Our London office is at 368 Gray's Inn Road, King's Cross, London WC1X 8BB — well placed for operators across central, east and north London.

Our head office is at Parsons Court, Newton Aycliffe, County Durham DL5 6ZE — serving clients across the North East and nationally.

Our Newcastle office is at 3-7 Broad Chare, Newcastle upon Tyne NE1 3DQ — supporting hospitality operators across the North East.

Find out more on our Hospitality page or our London accountants page at pulse-accountants.co.uk.

 

Talk to a hospitality accountant who understands London

If you are running a limited company in London hospitality and want a straight conversation about your tronc setup, your VAT treatment, a capital allowances opportunity, your payroll structure, or whether your current accountant is doing everything they should — we would like to hear from you.

The first conversation is free and without any obligation.

Get in touch:

Email: help@pulse-accountants.co.uk

London office: 368 Gray's Inn Road, King's Cross, London WC1X 8BB

Head office: Newton Aycliffe, County Durham

Newcastle office: 3-7 Broad Chare, Newcastle upon Tyne.

FAQ's 

What makes a hospitality accountant different from a general accountant? A specialist hospitality accountant understands the operational realities of running a venue — tronc schemes, eat-in versus takeaway VAT, capital allowances on fit-outs, holiday pay for irregular workers, and seasonal cash-flow management. A generalist accountant treats a restaurant like any other small business and consistently misses the tax opportunities and compliance risks specific to the sector. For a London limited company carrying the cost base of the capital, that difference is measured in tens of thousands of pounds annually.

How does a tronc scheme save money for a London hospitality business? A properly structured tronc scheme, administered by an independent troncmaster, allows tips and service charges to be distributed to staff free of employer National Insurance contributions. For a London venue with a significant front-of-house team, the employer NIC saving on tips flowing through a correctly structured tronc can run to tens of thousands of pounds a year. The 2024 tipping legislation did not remove this benefit — but it tightened the conditions under which it applies.

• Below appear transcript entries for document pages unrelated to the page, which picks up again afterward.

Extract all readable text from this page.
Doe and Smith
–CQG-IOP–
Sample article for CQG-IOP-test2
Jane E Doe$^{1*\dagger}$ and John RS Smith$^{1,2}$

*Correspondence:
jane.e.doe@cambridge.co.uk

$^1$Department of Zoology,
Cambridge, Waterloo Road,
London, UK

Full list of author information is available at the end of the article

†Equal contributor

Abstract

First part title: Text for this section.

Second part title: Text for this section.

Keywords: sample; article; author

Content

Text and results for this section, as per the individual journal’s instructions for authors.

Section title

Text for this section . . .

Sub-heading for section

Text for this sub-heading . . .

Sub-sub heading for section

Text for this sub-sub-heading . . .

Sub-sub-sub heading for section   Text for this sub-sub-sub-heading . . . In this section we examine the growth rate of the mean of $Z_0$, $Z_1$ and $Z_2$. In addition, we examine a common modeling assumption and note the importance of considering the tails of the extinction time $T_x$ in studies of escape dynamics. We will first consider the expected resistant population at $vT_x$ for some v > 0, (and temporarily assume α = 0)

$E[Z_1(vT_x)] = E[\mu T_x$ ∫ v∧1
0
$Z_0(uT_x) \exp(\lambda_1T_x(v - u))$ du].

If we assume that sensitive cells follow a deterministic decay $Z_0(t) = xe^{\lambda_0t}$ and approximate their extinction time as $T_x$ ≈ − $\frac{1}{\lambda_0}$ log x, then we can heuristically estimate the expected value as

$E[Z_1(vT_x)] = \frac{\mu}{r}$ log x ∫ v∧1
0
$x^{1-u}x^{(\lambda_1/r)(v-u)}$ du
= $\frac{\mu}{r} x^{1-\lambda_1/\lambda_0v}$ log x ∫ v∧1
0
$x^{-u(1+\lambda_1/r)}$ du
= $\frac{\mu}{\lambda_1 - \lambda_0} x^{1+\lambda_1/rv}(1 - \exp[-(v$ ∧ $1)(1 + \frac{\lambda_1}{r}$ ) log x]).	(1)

What capital allowances can a restaurant or bar claim on a fit-out? Qualifying plant and machinery in a hospitality fit-out includes commercial kitchen equipment, refrigeration, extraction, bar fit, EPOS systems, sound and lighting, and security systems. The Annual Investment Allowance allows 100% relief on up to £1 million of qualifying expenditure per year. On a typical London bar or restaurant fit-out, correctly identified and claimed capital allowances generate significant Corporation Tax relief in the year of spend — often six figures for major refurbishments.

Does VAT apply to delivery platform orders for London restaurants? Yes, but the treatment is more complex than applying 20% to the order value. Delivery platform commissions, net income calculations, tips through the platform, and the underlying VAT rate on the food all need to be treated correctly and separately. Operators who apply a blanket treatment to delivery income frequently have VAT errors compounding across thousands of orders.

Does Pulse Accountants only work with London hospitality businesses? No. While we have a London office at 368 Gray's Inn Road, King's Cross, we support hospitality limited companies across the UK from our head office in Newton Aycliffe, County Durham and our Newcastle office. We work with operators in London, the North East, and nationally — the same level of specialist expertise wherever you are based.

What is the biggest financial risk for London hospitality operators in 2026? The combination of rising employer National Insurance costs, National Living Wage increases, and HMRC's intensifying focus on cash business compliance creates a significant risk for operators who have not modelled their full cost base and reviewed their till compliance recently. The operators most exposed are those carrying underestimated payroll costs and informal cash handling arrangements that have not been reviewed against current HMRC standards.